12 thoughts on “Community or Conference?

  1. Conference… Community makes it seem like a permanent year round thing that you have to commit to. Conference is what it is… I am part of the community but I attend the conference.

  2. How about Northfield Community Conference. We are all of the above from the aspect of both an ongoing community, open to and welcoming and active soliciting others as well a conference with the opportunity to learn new skills and information within a community approach. Each year we form a new and slightly different community from that of other years because some people are missing from before and some new people have joined us. We are certainly more than a conference established to learn about a particular theme. What we learn most about at this “conference” I think is how to be a part of a community. Sometimes it’s harder than others! I think of Northfield as a place to refill my “bucket” in order to do all the other things I do in my life as well as a place to learn new skills and meet new people, who are sometimes “old” people I never got to know well before. To say that Northfield is a community conference makes it a lot easier to explain to others and I never thought of this before. There is no need to think of a community as being a closed community–a real community is forever growing and changing.

  3. I’m OK with ” the Northfield Conferenece” . The 1st entry in the American Hertiiage Dictionary: “A meeting for consultation or discussion. Another entry:”In various protestant churches, an assembly of clerical and lay members from a particular district.” This harkens back to the founding character of the gathering.
    Perhaps “The Northfield Conference” w/ a by-line that says something like .”Building Community” or some such inclusion of the word community..

  4. “A rose by any name….”. The reason most of us keep coming is that we feel we are a community, but to get that feeling, you have to experience Northfield. My experience is that most new attendees come because they know a member of the community. To me, what you call it is not significant. Practically, I’m under the impression that a name change would require raising our profile with the Secretary of the State where we are registered, which might be complicated and could cost money.

  5. We could retain the same name Northfield Conference and call the week the Northfield Community Conference. Then we wouldn’t have to do an official name change with all the complications it causes.

    • Here is my understanding, related to Roger and Nancy’s comments. I believe that our only official name, by which the IRS knows us, is “The Northfield League.” Although the reason for that name has come and gone, we are keeping it for the reasons that Roger explained. Whether we call ourselves a Conference or Community or Community Conference matters for our self identity, our tee shirts, our website, and our common language of what we say we are. I don’t think it affects our legal status.

  6. I think I agree with Nancy…Northfield Community Conference seems to capture the experience. I think Northfield Community is misleading and overstates the experience for many folks who love the conference and come yearly but do not participate throughout the year.

  7. I like “Northfield Community Conference.” I keep going back to the realization that when we meet in June, we are not an “event” (conference) in the traditional sense, we are a “process experience,” during that week.
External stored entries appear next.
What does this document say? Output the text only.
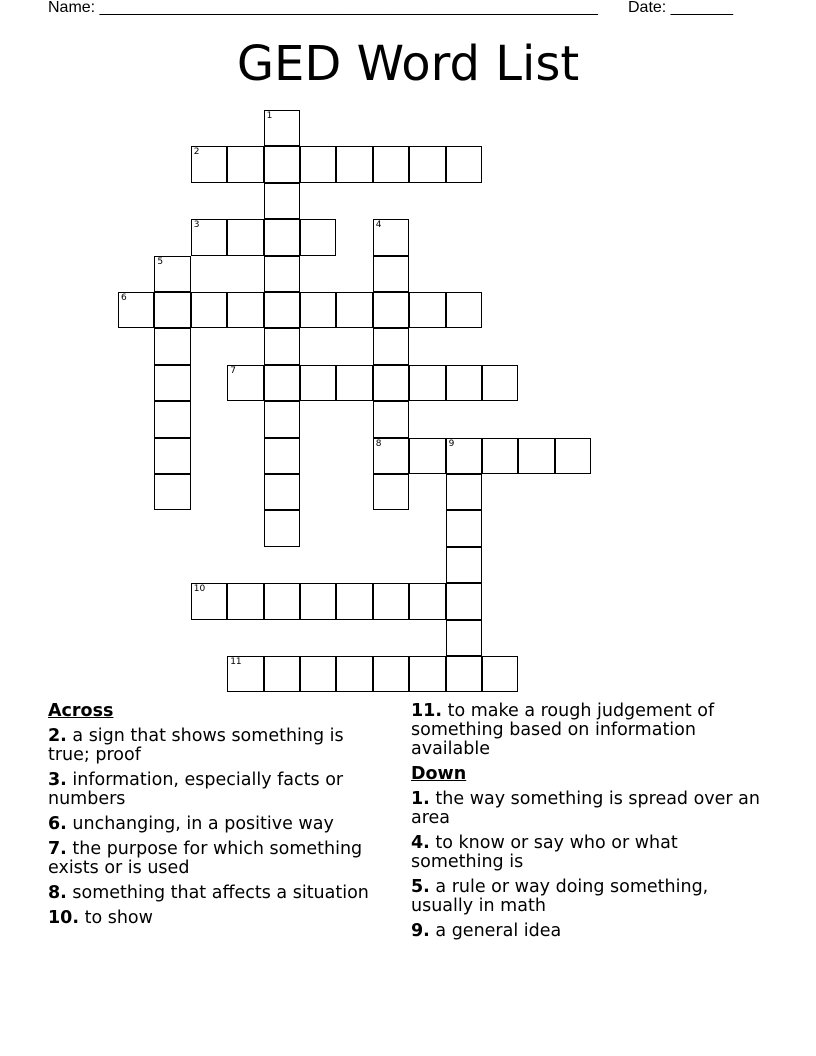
Name: ________________________________________________________ Date: _______
GED Word List
1
2
3	4
8
5
6
7
9
10
11
Across
2. a sign that shows something is true; proof
3. information, especially facts or numbers
6. unchanging, in a positive way
7. the purpose for which something exists or is used
8. something that affects a situation
10. to show
11. to make a rough judgement of something based on information available
Down
1. the way something is spread over an area
4. to know or say who or what something is
5. a rule or way doing something, usually in math
9. a general idea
Our process is building opportunities for community while we’re together. However, keeping the “conference” word in our “event” at least for now in these transitional times, feels like a stepping stone to keep on the path as we go towards this vision. For the newcomer, it provides a structural container that can feel safer to enter the first time.
    And we all know how that first time coming to NField, is important in what is offered and how some structure helps folks land somewhere definable.

  8. After reading through the “points of view”, I had an “aha” moment at Nancy Ramsden’s proposal. A perfect solution to the “problem”!